Monday, January 15, 2007

Growing up Christian Reformed

Today a topic at Scot McKnight’s blog is “Trumanist” Christianity. The term comes from the movie The Truman Show, in which Jim Carey portrays a man who is unaware that he exists in a completely contrived world.

I, too, grew up as a Trumanist Christian, and like in the Southwestern Baptist Seminary article that McKnight references, in a denomination convinced it had the monopoly on the truly true Truth. (I wonder if there is anything to the title The Tru(e)-man Show, or if I am reading too much into it.)

I remember hearing several stories of how, when some scholar or another questing person seriously studied the Bible, he (it was always he) was convinced that the Christian Reformed denomination (sorry, SBC) was the one most Biblical.

We knew we were right, and that God had elected us so. So many churches had given up their Sunday evening services, but in our thanksgiving we could continue to faithfully dedicate that time to the Lord. And there were so many other kinds of church folks who broke the Sabbath, using it for pleasure and frivolity (and even yard work!) when the Lord had commanded we set it aside for study and rest.

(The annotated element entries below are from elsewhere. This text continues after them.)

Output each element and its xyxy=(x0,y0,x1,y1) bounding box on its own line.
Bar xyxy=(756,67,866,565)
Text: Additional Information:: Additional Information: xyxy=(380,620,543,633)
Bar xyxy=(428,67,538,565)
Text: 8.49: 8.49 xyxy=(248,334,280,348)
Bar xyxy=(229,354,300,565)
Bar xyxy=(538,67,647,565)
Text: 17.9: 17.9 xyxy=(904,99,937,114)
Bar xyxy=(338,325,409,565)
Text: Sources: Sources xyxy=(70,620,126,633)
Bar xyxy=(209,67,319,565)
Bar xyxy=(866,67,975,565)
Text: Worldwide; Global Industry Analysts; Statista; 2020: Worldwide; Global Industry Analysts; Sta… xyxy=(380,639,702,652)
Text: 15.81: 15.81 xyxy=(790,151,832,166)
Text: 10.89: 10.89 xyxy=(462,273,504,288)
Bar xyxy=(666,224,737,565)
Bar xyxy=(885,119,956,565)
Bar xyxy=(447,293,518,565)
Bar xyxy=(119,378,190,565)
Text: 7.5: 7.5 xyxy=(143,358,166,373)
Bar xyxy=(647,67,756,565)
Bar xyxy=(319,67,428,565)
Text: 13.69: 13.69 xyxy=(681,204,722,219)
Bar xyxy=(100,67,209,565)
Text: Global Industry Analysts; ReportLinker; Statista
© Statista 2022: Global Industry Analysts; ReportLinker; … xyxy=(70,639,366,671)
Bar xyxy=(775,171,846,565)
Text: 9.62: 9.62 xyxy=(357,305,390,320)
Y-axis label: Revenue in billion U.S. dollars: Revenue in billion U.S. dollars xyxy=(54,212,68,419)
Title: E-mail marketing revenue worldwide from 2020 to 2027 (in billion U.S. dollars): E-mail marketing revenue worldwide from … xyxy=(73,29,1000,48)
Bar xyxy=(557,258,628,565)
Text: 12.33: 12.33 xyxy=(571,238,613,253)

Those poor Baptists who didn’t have their babies baptized--they had to agonize so much about the eternal fate of a child should it die, while we had the assurance that the Bible taught that the children of believers are holy.

No, the Christian Reformed Church held the keys to the way, the truth, and the life, and joyful were the elect who found their way into the true fold.

Among many of its members, the attitude still exists, along with a general fear of relocating anywhere outside the CRC "map."

I am very thankful for the Christian training I got growing up Christian Reformed, and I hold to Reformed theology quite strongly. But it's been wonderful to get out of the bubble (and it's not even politically correct to claim you have a bubble when you are Presbyterian[USA]) and meet my Baptist, and Methodist, and Disciples, and pentecostal, and charismatic, and non/multi-denominational, and Catholic, and emerging brothers and sisters.